Die Auslegung kann durch den Beter selbst geschehen, in der Regel aber durch einen anderen. Auch die Fähigkeit, eine Zungenrede auszulegen, gehört gemäß dem Neuen Testament zu den Gaben des Heiligen Geistes. Die Auslegung der Zungenrede gilt zwar als Botschaft des Heiligen Geistes, ist jedoch nicht sakrosankt, sondern wird von der Gemeinschaft beurteilt und ist der biblischen Botschaft untergeordnet. Das wesentlichste Kriterium der Beurteilung ist, ob die Auslegung der Bibel (resp. der Bibelinterpretation der Gemeinschaft) nicht widerspricht. Wenn mehrere Leute anwesend sind, die die Gabe der Auslegung haben, prüfen diese gewöhnlich auch, ob sie sinngemäß eine ähnliche Auslegung gefunden haben, was in der Praxis oft der Fall ist. Die Erklärung dafür muss jedoch zum Beispiel bei einer Gebetsgemeinschaft von Gleichgesinnten nicht zwingend übernatürlich sein.

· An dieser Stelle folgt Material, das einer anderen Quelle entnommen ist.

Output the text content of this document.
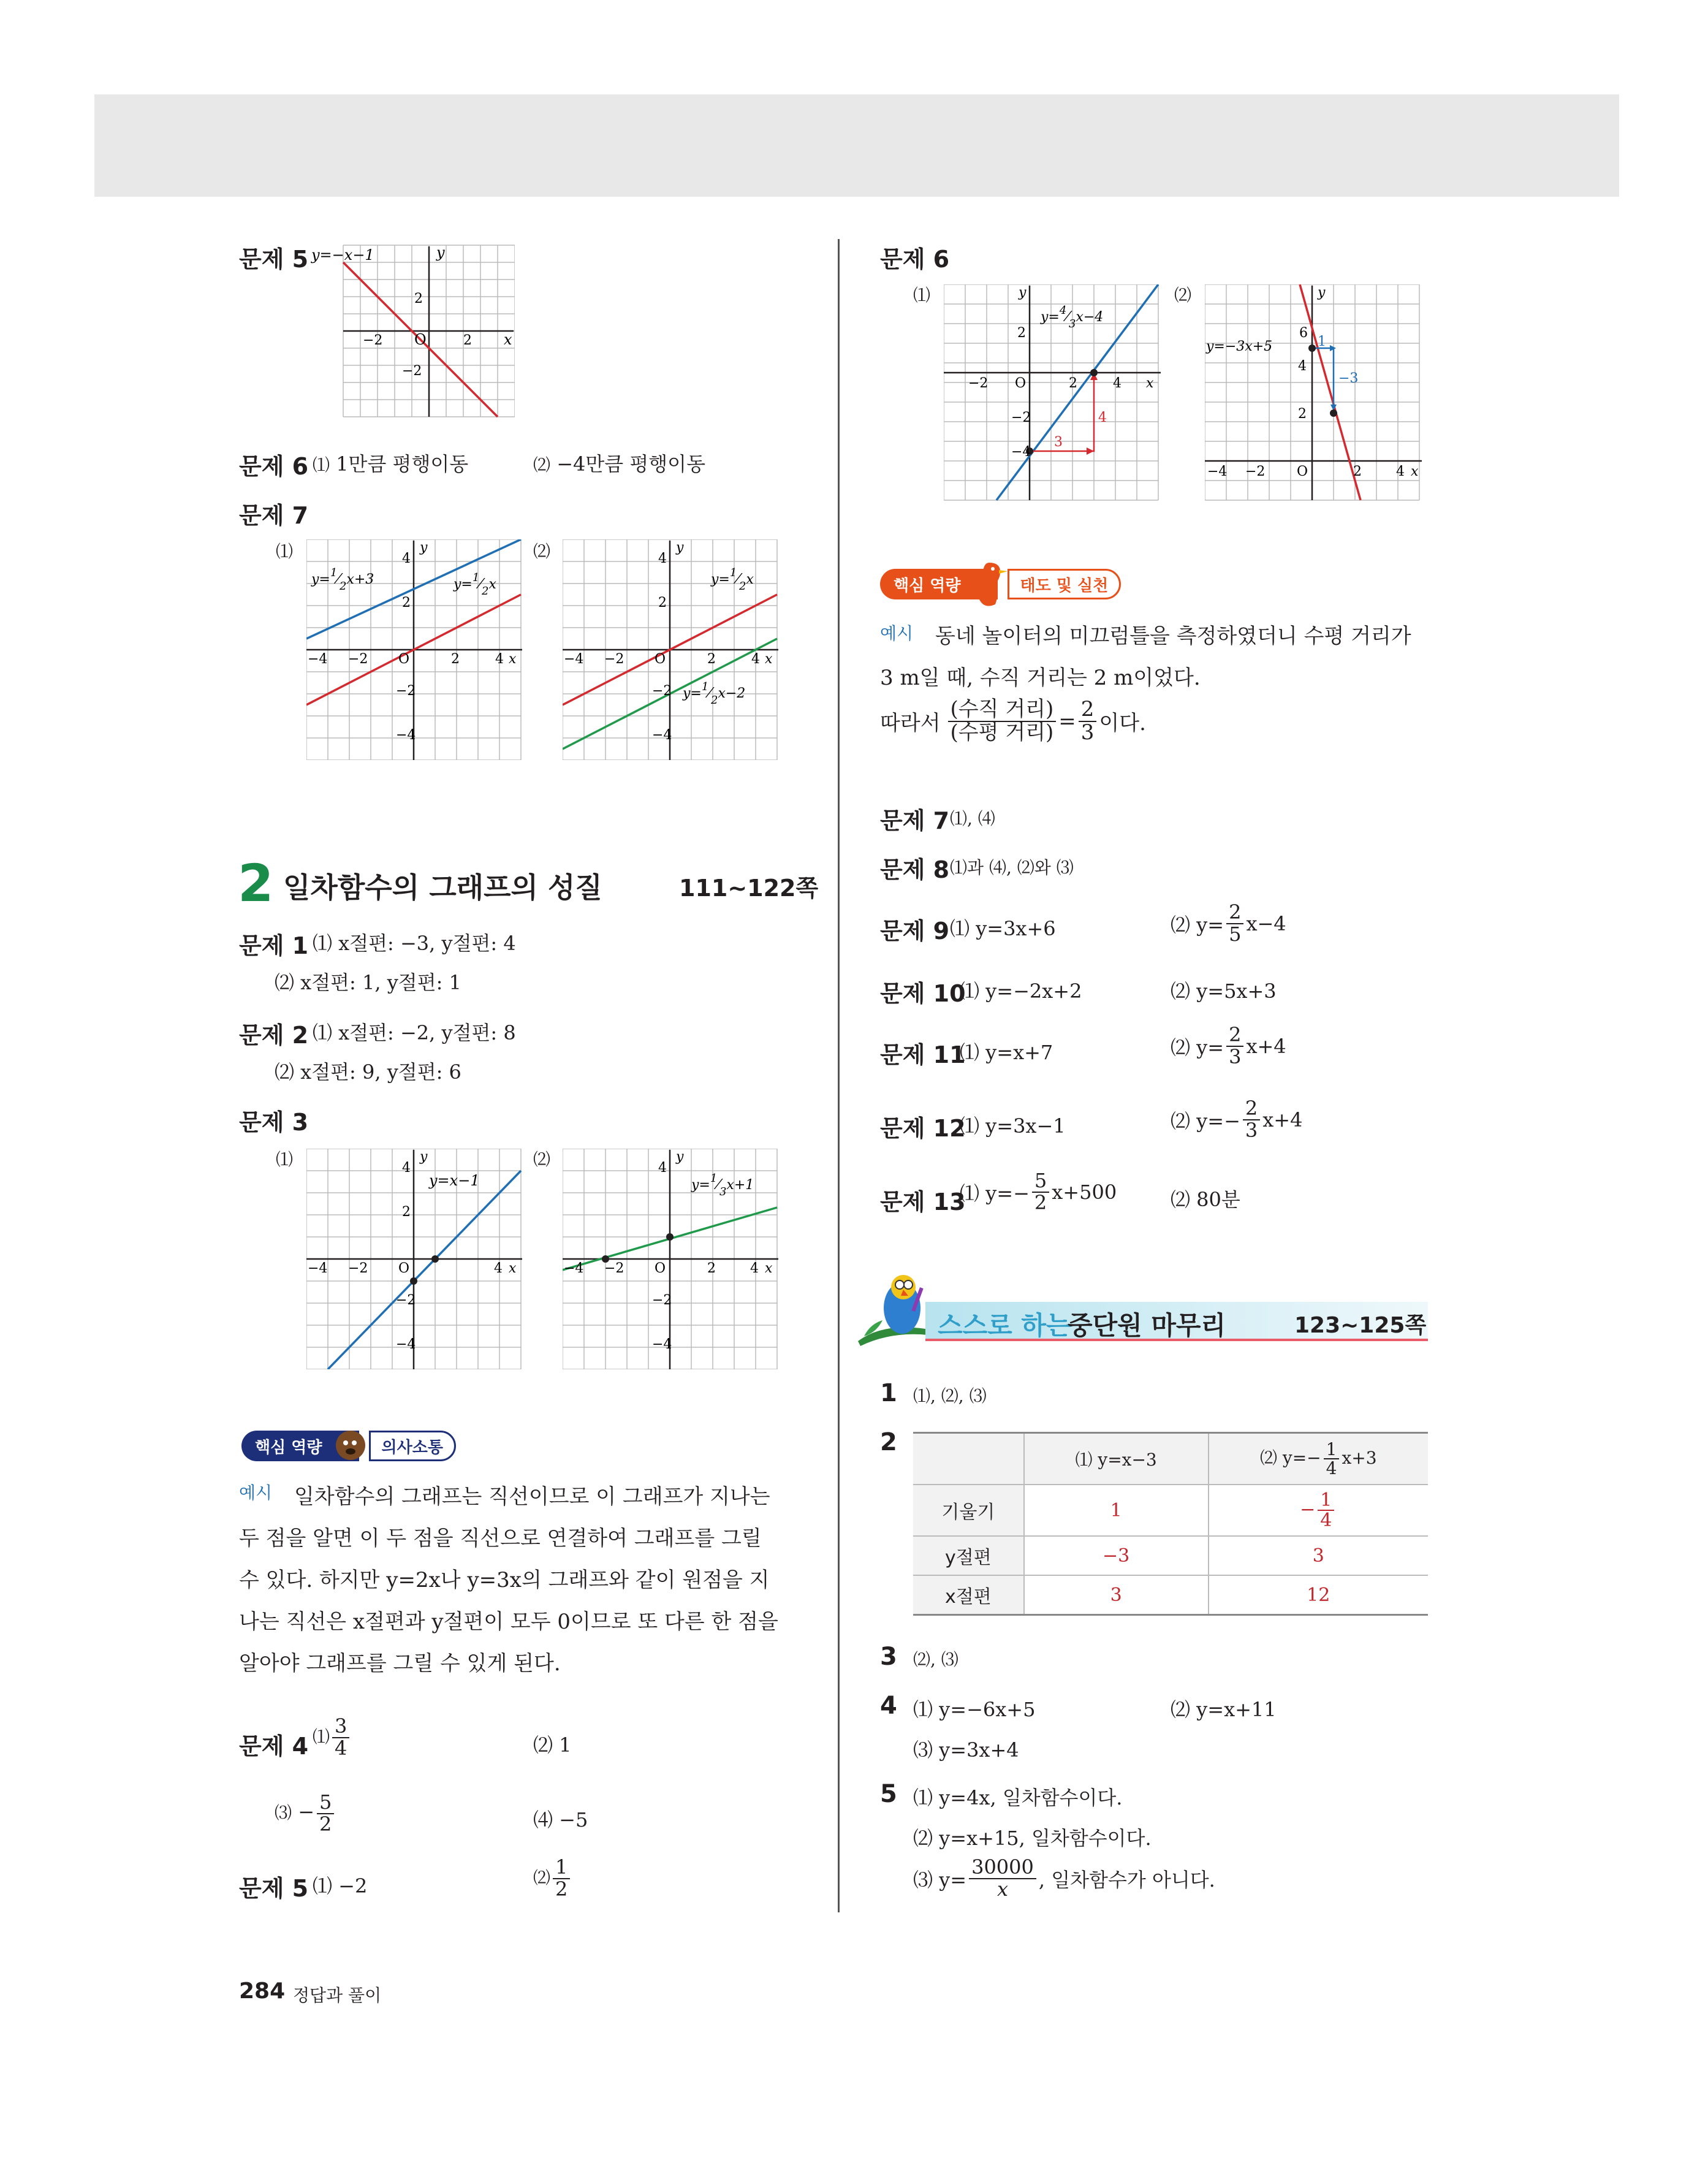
문제 5 y=−x−1	y
x
O
−2	2
2
−2
문제 6 ⑴ 1만큼 평행이동	⑵ −4만큼 평행이동
문제 7
⑴	y
x
O
−4 −2	2	4
4
2
−2
−4
$y=^1⁄_2x+3$	$y=^1⁄_2x$
⑵	y
x
O
−4 −2	2	4
4
2
−2
−4
$y=^1⁄_2x$
$y=^1⁄_2x-2$
2 일차함수의 그래프의 성질	111~122쪽
문제 1 ⑴ x절편: −3, y절편: 4
⑵ x절편: 1, y절편: 1
문제 2 ⑴ x절편: −2, y절편: 8
⑵ x절편: 9, y절편: 6
문제 3
⑴	y
x
O
−4 −2	4
4
2
−2
−4
y=x−1
⑵	y
x
O
−4 −2	2	4
4
−2
−4
$y=^1⁄_3x+1$
핵심 역량	의사소통
예시	일차함수의 그래프는 직선이므로 이 그래프가 지나는
두 점을 알면 이 두 점을 직선으로 연결하여 그래프를 그릴
수 있다. 하지만 y=2x나 y=3x의 그래프와 같이 원점을 지
나는 직선은 x절편과 y절편이 모두 0이므로 또 다른 한 점을
알아야 그래프를 그릴 수 있게 된다.
문제 4 ⑴ $\frac{3}{4}$	⑵ 1
⑶ − $\frac{5}{2}$	⑷ −5
문제 5 ⑴ −2	⑵ $\frac{1}{2}$
284 정답과 풀이
문제 6
⑴	y
x
O
−2	2	4
2
−2
−4
3
4
$y=^4⁄_3x-4$
⑵	y
x
O
−4 −2	2	4
6
4
2
y=−3x+5	1
−3
핵심 역량	태도 및 실천
예시 동네 놀이터의 미끄럼틀을 측정하였더니 수평 거리가
3 m일 때, 수직 거리는 2 m이었다.
따라서 $\frac{\text{(수직 거리)}}{\text{(수평 거리)}} = \frac{2}{3}$ 이다.
문제 7 ⑴, ⑷
문제 8 ⑴과 ⑷, ⑵와 ⑶
문제 9 ⑴ y=3x+6	⑵ $y= \frac{2}{5} x-4$
문제 10
⑴ y=−2x+2	⑵ y=5x+3
문제 11
⑴ y=x+7	⑵ $y= \frac{2}{3} x+4$
문제 12
⑴ y=3x−1	⑵ $y=- \frac{2}{3} x+4$
문제 13
⑴ $y=- \frac{5}{2} x+500$	⑵ 80분
스스로 하는
중단원 마무리	123~125쪽
1 ⑴, ⑵, ⑶
2
	⑴ y=x−3	⑵ $y=- \frac{1}{4} x+3$
기울기	1	− $\frac{1}{4}$

y절편	−3	3
x절편	3	12
3 ⑵, ⑶
4 ⑴ y=−6x+5	⑵ y=x+11
⑶ y=3x+4
5 ⑴ y=4x, 일차함수이다.
⑵ y=x+15, 일차함수이다.
⑶ $y= \frac{30000}{x}$ , 일차함수가 아니다.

Christliche Konfessionen und Richtungen, die die Zungenrede nicht praktizieren, stehen ihr gewöhnlich kritisch gegenüber. Die im Neuen Testament geschilderten Vorgänge werden zwar unterschiedlich erklärt, jedoch im Allgemeinen positiv gewertet, die heutige Praktik des Zungenredens wird jedoch fast durchweg strikt abgelehnt, wobei die Interpretationen von gruppendynamischen oder psychologischen Vorgängen bis zu dämonischen Manifestationen gehen.